I have been taking a new class and this new experience has taught me a few things about myself. Although I have allowed myself to calm down a bit, it is usually on my own terms. Learning to be comfortable, calm, and relaxed in new situations feels like a new test, one that I am embracing wholeheartedly. The first big test for me is what the teacher calls circular breathing. This is basically breathing normally, but taking out the natural short pauses after the inhale and after the exhale. So the practitioner is always either inhaling or exhaling - no breaks.
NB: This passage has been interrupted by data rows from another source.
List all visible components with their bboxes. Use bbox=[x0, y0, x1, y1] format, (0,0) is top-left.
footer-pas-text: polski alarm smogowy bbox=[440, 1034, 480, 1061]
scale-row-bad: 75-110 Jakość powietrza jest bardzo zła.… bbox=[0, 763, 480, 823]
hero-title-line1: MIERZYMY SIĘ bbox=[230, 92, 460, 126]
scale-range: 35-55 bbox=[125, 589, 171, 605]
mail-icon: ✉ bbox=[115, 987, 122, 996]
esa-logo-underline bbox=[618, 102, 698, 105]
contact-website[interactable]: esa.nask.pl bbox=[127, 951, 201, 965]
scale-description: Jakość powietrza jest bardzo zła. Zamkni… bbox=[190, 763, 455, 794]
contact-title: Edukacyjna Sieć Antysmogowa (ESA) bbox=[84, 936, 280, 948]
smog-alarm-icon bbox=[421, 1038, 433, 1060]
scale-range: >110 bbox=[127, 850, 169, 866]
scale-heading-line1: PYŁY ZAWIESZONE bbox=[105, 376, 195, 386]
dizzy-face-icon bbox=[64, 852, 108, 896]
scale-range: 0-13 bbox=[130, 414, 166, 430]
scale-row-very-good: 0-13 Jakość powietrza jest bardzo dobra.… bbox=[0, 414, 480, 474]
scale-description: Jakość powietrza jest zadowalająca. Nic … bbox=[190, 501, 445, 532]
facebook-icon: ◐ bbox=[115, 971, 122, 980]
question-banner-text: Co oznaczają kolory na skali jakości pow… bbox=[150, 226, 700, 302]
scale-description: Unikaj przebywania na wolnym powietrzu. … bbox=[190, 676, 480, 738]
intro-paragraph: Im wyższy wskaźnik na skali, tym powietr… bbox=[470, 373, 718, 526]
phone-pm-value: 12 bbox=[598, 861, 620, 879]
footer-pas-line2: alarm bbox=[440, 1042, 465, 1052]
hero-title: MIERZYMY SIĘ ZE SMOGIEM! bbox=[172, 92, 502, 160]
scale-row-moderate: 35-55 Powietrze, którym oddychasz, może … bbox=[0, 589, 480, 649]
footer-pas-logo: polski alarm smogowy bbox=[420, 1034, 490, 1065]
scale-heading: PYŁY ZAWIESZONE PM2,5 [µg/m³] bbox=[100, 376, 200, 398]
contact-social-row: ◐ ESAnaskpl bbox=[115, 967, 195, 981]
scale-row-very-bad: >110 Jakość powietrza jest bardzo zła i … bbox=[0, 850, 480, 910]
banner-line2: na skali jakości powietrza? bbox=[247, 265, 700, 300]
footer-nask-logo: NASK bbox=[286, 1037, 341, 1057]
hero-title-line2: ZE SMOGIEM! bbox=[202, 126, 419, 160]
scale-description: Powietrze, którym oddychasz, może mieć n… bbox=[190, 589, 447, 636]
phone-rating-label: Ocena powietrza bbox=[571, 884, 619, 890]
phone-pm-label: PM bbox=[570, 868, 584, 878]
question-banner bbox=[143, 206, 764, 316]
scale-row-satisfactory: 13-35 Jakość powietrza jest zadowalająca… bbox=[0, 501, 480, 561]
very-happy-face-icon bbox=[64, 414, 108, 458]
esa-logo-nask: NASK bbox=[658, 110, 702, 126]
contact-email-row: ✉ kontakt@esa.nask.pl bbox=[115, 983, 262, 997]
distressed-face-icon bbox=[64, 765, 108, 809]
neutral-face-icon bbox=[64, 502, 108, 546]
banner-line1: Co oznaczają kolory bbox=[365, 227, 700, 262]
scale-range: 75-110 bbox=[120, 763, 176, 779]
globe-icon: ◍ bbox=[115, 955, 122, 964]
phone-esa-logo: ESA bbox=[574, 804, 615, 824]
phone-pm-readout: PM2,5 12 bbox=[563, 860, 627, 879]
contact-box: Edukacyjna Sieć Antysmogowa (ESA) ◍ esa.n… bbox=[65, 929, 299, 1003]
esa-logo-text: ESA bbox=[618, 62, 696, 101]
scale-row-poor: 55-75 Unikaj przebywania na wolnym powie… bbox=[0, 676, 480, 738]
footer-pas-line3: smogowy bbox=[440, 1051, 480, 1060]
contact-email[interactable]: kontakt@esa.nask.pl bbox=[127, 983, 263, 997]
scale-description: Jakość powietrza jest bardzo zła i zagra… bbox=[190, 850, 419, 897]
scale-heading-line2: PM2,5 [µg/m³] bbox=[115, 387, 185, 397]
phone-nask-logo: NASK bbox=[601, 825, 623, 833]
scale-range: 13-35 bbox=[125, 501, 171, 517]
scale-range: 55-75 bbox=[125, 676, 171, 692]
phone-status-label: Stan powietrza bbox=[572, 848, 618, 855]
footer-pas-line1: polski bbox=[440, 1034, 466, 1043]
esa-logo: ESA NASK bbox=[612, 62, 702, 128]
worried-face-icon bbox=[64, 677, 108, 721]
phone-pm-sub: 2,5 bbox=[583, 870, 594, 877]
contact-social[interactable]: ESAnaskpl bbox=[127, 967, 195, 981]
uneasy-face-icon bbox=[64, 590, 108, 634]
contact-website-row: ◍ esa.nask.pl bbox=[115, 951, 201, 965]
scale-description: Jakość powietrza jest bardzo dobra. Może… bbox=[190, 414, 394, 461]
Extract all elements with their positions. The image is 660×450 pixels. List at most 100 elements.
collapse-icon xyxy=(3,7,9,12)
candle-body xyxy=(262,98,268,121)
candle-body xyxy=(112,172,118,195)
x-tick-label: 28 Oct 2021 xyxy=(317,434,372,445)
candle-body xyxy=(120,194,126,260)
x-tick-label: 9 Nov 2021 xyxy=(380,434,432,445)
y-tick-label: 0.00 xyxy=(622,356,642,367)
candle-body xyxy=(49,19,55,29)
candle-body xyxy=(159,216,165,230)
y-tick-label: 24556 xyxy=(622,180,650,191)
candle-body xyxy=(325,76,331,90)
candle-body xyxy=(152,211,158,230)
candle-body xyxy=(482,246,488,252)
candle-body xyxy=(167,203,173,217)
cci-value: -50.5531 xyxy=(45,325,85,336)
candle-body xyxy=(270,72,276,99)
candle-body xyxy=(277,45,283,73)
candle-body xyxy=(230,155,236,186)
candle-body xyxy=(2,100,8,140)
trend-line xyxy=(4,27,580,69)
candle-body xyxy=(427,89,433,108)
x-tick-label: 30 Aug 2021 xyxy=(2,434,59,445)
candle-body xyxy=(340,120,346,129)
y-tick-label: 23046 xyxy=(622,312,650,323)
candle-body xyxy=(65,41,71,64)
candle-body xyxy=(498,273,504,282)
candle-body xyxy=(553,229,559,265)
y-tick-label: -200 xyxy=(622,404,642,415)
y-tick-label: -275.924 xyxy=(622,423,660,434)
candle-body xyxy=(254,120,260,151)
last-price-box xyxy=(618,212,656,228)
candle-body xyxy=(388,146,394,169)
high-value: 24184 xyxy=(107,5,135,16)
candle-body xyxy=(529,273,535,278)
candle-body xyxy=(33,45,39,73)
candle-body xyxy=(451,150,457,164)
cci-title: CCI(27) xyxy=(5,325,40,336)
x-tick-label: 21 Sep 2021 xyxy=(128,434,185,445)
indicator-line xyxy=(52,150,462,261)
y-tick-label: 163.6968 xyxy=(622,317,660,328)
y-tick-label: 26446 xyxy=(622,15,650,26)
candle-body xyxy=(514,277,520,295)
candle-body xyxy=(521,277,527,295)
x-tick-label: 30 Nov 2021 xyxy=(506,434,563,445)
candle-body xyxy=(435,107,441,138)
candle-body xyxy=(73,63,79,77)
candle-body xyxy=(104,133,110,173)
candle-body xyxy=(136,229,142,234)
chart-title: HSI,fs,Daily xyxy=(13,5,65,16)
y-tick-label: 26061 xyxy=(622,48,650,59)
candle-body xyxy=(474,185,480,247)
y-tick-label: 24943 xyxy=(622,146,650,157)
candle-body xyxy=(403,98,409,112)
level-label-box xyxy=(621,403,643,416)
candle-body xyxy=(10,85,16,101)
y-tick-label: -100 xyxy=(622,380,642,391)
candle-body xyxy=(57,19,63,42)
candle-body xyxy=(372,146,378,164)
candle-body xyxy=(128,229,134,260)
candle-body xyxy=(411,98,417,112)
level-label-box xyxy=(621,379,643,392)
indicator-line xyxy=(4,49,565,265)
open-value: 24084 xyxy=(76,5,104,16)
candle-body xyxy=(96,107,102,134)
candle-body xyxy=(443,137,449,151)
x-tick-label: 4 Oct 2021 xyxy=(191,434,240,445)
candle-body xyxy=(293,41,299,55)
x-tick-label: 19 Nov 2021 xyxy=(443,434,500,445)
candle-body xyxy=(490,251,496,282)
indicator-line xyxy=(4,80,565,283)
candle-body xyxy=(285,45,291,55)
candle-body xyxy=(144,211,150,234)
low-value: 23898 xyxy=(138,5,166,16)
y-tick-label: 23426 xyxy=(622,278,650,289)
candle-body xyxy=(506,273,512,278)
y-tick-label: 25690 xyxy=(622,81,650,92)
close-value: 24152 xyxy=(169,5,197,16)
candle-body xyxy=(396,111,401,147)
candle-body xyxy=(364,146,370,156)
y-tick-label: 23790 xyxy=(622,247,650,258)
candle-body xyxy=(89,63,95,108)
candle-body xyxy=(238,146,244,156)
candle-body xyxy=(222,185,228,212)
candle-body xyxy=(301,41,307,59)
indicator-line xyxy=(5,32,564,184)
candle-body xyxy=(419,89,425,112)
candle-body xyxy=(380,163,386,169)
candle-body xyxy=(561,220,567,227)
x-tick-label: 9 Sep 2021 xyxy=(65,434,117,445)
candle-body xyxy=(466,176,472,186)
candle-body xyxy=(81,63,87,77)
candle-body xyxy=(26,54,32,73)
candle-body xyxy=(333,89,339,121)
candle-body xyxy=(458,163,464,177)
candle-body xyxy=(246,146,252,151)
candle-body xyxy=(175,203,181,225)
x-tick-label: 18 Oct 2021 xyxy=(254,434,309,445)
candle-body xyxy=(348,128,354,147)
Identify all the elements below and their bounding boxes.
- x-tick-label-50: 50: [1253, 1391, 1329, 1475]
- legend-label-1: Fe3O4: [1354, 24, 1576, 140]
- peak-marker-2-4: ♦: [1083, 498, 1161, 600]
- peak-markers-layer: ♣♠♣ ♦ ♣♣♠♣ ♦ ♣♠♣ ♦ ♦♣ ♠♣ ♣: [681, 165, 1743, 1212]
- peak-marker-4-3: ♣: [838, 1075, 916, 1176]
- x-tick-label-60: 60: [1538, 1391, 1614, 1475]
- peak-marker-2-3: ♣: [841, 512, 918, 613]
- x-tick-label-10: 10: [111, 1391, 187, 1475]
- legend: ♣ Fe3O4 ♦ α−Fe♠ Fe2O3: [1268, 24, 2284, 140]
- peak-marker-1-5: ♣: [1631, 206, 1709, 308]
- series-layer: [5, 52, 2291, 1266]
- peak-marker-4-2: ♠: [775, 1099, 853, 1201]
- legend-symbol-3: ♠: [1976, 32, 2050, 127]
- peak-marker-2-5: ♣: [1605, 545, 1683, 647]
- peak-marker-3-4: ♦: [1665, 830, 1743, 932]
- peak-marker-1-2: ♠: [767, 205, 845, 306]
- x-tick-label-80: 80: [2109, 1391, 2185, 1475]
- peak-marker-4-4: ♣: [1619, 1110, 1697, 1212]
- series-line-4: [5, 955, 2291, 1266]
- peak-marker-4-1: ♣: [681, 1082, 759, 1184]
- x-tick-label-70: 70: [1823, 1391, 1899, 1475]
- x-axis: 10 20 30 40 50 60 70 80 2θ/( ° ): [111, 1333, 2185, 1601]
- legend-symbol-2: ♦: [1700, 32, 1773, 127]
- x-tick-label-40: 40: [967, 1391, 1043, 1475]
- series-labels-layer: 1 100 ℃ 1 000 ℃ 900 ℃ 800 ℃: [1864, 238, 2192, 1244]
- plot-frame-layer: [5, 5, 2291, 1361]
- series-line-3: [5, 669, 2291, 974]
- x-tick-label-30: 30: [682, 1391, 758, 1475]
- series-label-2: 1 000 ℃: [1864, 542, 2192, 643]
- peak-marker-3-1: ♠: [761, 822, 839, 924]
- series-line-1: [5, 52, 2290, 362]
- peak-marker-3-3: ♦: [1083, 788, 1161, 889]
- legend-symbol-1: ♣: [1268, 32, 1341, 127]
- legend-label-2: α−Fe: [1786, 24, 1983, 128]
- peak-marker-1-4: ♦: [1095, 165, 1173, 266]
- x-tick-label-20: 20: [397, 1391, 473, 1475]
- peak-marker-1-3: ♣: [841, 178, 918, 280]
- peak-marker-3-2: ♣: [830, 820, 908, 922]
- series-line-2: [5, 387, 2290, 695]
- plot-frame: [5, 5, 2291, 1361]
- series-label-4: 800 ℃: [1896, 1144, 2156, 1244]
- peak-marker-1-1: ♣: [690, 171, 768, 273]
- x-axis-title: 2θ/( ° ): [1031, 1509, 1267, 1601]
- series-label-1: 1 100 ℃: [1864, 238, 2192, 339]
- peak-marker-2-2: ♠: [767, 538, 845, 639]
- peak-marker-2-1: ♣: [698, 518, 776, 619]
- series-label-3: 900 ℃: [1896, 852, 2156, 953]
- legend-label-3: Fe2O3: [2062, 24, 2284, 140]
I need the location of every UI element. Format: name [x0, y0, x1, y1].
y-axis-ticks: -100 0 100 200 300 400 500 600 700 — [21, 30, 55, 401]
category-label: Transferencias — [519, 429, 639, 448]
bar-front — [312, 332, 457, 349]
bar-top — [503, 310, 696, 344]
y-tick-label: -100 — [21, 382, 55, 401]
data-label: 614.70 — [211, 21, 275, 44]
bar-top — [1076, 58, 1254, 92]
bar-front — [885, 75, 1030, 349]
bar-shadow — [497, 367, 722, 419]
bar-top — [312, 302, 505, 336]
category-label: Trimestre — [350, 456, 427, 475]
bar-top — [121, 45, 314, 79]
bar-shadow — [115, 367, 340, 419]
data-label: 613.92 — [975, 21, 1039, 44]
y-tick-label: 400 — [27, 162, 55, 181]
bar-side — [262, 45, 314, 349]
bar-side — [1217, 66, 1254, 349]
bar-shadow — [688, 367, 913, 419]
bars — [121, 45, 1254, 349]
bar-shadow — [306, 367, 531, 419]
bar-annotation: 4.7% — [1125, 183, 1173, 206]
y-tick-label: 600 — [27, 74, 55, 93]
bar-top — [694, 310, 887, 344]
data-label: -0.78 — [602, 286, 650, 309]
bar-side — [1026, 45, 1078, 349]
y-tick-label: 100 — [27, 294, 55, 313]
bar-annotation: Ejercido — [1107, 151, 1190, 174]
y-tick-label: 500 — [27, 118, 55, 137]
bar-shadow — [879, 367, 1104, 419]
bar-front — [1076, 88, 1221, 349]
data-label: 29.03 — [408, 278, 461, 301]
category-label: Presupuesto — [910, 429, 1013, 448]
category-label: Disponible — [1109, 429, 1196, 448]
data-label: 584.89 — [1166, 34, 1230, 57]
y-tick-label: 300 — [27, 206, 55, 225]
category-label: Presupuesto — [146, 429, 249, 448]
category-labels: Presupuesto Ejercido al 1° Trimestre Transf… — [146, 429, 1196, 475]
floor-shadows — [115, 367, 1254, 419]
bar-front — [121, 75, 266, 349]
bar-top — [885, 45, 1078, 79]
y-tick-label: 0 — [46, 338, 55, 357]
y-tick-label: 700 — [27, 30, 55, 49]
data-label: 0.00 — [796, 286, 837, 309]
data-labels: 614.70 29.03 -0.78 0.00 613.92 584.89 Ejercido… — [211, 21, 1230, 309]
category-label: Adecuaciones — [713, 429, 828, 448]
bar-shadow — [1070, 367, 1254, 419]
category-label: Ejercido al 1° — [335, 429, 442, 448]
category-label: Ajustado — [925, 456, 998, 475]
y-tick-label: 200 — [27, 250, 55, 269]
At first, this breathing technique made me a bit panicky. I always dive deeply into the pause, finding comfort and quiet in the pause. I don't necessarily hold the pause for any longer, but I like the silence and quiet that comes in the pause. (try it sometime!!) So when the teacher said that this type of breath was relaxing, I was shocked. Relaxing? I feel panicked!

Then I asked myself, "is the technique making me panic, or am I making me panic?" That is when a door opened up. I started to observe myself. What was causing these emotions? Is there something I am doing that is making me feel this way? Is there something else going on?

Well, after some observation, I realized what I was looking for. Because I took out the pause after the inhale, I was rushing to get to the exhale, causing me to speed up the exhale. And also speeding up the inhale after my exhale. My heart was then beating a bit faster, making my body curious about what was going on. My breath was making my subconscious think there was something wrong. It went into panic on its own - as it traditionally would in such a situation.

It just goes to show that Pranayama is a very conscious practice. We have to always ask questions of our self - pinpoint what we are feeling and why. And also allow ourselves to stay with that feeling to understand what and why. My first response was to blame and judge the technique, when in fact it was me that I needed to look at.